J’ai fait, au sujet de Serge, non pas une fois, mais deux ou trois, des démarches auprès de Gorki ; et celui-ci m’a promis de s’occuper personnellement de cette “affaire” dès qu’il serait de retour à Moscou (il vient d’y rentrer). A mes premières démarches, on avait d’ailleurs répondu de Moscou qu’il était traité avec égards dans sa prison. Romain Rolland a envoyé à l’Humanité une rectification semblable à celle qu’il m’adressait à moi et qu’il a adressé au Huron : suivant ses méthodes habituelles, l’organe officiel du PC, pour qui la mauvaise foi semble être une condition essentielle du communisme, n’a pas reproduit la lettre rectificative et s’est contenté de donner, dans son numéro du 5 juin, un résumé à sa manière, où il n’est pas question de Victor Serge mais seulement de Panaït Istrati. (…)

Que lui avait écrit Rolland ?

Serge est un grand écrivain révolutionnaire. Mais je ne le connais pas personnellement, et je ne sais pas les raisons de son arrestation. Je n’en ai donc pas de juger, ou pour ou contre. Partir en guerre contre l’URSS avant de savoir quoi que ce soit, est injuste. On ne juge pas par acte de foi. Il faut savoir. C’est ce que je demande. (…) Si Rolland ne connaissait pas les raisons de l’arrestation de Victor Serge, il a pu s’en faire une idée depuis, par les documents publiés ici même. Il sait d’ailleurs (au moins depuis l’affaire Dreyfus) que ce n’est pas aux accusateurs publics qu’on demande les véritables raisons de certaines accusations.

Son expérience personnelle devrait aussi l’éclairer sur le cas de Serge : on l’a déclaré, pendant la guerre, traître à la France, comme les employés du parti communiste déclarent aujourd’hui Victor Serge traître à la Révolution ; les policiers d’ici ont traité Rolland d’anti-français, comme les policiers de là-bas traitent Serge de contre-révolutionnaire, et pour les mêmes motifs : parce que l’un et l’autre ont gardé leur raison, leur sens critique dans les circonstances où les gouvernements voulaient que tout cède à la raison d’État, parce qu’ils se sont refusés à mentir par ordre, parce que l’un comme l’autre a été, pour me servir des paroles de Serge, « un objecteur, un non-consentant avoué, net et qui ne se taira que contraint. » Et si Romain Rolland n’a pas été contraint à se taire, c’est qu’il avait la chance d’être à l’étranger !

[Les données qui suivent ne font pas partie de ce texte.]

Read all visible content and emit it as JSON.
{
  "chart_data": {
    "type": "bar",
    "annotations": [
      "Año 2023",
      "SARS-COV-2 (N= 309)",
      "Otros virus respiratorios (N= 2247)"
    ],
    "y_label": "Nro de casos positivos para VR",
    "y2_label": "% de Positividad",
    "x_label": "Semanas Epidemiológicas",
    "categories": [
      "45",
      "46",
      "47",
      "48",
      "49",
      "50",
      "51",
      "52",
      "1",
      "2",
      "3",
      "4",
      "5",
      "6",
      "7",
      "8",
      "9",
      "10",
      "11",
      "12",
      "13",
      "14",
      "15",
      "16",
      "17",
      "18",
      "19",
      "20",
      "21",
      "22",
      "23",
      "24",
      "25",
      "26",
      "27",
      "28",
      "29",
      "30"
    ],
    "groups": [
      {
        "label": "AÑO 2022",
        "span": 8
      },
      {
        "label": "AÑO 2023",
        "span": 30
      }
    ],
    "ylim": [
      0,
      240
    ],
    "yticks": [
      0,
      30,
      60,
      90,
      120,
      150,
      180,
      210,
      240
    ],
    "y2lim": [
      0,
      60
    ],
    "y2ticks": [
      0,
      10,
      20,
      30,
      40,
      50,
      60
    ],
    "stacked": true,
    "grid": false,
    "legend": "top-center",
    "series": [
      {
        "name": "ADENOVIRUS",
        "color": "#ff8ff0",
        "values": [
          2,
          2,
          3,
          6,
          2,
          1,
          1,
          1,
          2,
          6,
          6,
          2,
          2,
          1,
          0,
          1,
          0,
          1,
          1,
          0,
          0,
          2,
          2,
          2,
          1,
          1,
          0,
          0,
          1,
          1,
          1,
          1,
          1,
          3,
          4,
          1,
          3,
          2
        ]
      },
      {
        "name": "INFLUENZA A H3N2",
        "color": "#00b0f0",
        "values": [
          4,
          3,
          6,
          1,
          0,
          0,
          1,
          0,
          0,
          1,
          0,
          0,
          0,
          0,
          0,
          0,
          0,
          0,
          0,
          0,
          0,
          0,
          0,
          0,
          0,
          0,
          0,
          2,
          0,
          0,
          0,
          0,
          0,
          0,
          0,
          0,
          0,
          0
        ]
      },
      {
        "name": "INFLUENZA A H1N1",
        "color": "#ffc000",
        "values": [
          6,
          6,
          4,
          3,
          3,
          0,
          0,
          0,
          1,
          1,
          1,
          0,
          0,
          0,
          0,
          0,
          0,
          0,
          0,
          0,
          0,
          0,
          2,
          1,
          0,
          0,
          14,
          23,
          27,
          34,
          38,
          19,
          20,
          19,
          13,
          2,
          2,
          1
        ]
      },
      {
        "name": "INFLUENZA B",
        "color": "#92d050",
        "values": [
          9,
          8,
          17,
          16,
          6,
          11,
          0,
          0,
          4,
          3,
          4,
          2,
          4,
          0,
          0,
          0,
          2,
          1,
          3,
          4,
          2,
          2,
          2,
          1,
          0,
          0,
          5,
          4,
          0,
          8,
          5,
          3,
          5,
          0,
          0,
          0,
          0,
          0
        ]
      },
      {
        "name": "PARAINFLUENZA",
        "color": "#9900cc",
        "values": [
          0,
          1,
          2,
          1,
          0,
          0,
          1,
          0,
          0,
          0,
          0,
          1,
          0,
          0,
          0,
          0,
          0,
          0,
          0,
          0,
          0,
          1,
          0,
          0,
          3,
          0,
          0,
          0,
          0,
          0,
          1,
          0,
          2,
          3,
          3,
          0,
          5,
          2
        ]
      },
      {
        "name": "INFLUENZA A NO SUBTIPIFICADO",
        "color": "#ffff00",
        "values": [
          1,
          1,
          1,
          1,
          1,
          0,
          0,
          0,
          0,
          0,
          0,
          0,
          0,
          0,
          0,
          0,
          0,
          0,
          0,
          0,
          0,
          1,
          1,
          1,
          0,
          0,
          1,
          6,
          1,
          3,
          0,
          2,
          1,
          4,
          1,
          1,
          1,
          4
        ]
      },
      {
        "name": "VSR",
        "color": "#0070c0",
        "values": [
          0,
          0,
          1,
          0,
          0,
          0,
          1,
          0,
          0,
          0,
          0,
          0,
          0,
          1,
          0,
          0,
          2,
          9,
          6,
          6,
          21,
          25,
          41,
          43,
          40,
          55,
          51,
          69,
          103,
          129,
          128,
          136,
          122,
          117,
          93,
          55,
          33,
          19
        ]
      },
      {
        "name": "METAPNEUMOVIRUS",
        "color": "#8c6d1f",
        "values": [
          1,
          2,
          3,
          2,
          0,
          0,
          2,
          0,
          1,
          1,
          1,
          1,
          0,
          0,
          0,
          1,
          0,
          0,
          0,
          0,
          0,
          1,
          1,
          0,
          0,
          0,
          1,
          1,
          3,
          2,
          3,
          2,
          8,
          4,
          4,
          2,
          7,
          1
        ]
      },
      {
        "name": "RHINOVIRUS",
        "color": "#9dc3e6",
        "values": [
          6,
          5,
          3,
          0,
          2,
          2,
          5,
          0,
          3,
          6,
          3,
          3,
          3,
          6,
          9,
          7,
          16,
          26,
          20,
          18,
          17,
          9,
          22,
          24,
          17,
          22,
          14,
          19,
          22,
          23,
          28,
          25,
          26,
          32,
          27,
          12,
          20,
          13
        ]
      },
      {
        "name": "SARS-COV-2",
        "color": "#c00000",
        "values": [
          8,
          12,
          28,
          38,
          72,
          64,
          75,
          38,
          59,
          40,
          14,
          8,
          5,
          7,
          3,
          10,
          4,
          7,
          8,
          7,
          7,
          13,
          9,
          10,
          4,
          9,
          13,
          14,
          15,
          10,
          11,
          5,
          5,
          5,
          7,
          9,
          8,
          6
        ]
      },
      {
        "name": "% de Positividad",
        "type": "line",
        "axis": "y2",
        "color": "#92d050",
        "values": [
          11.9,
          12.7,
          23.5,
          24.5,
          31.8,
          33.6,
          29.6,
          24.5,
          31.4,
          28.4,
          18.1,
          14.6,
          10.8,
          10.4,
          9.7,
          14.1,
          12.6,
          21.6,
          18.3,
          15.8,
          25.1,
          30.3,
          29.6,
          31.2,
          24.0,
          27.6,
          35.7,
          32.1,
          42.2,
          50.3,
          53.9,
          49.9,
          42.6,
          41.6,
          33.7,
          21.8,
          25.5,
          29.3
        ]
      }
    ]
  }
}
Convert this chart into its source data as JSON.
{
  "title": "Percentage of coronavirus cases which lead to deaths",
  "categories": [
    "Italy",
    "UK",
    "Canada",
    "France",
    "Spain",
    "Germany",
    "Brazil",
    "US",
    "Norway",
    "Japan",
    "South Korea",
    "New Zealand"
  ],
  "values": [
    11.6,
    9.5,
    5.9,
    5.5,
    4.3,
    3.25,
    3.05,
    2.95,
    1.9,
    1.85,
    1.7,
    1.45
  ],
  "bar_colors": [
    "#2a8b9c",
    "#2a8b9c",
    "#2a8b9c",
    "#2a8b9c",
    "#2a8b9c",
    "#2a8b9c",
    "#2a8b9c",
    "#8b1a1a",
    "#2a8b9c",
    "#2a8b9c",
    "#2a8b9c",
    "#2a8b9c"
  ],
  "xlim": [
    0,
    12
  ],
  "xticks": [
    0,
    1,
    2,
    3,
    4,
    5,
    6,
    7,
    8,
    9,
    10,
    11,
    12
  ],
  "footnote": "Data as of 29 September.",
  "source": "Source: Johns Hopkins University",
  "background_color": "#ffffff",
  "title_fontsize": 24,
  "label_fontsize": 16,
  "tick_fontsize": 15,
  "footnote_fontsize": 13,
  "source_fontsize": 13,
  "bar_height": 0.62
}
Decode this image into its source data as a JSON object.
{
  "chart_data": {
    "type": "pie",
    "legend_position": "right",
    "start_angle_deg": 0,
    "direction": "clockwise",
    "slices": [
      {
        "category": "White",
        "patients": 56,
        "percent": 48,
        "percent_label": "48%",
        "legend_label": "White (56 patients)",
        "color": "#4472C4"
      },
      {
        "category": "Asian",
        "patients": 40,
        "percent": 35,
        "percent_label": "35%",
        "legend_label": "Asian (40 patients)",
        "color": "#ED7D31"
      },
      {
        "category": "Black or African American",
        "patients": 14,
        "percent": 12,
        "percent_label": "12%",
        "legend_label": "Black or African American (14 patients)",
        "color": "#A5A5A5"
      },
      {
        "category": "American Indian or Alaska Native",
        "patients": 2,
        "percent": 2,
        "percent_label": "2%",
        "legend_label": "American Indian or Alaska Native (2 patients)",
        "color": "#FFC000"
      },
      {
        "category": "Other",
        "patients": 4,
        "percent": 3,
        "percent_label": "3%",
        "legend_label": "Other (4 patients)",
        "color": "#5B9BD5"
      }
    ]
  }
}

Il est impossible qu’il « écarte avec mépris cette histoire Serge » comme le prétend mensongèrement l’Humanité, parce que, au fond, l’histoire Serge, c’est la sienne, et que s’il le faisait, il se renierait lui-même.

Jacques Mesnil (La Révolution prolétarienne du 25 juin 1933)

Notes

1. Léon Trotsky : Œuvres tome 7 — octobre1935 à décembre 1935, EDI, Paris 1980.

2. Bande à Bonnot : groupe d’anarchistes conduits par Jules Joseph Bonnot, célèbre pour ses attaques de banques, accompagnées de meurtres. Ses chefs furent abattus au moment de leur arrestation (1912).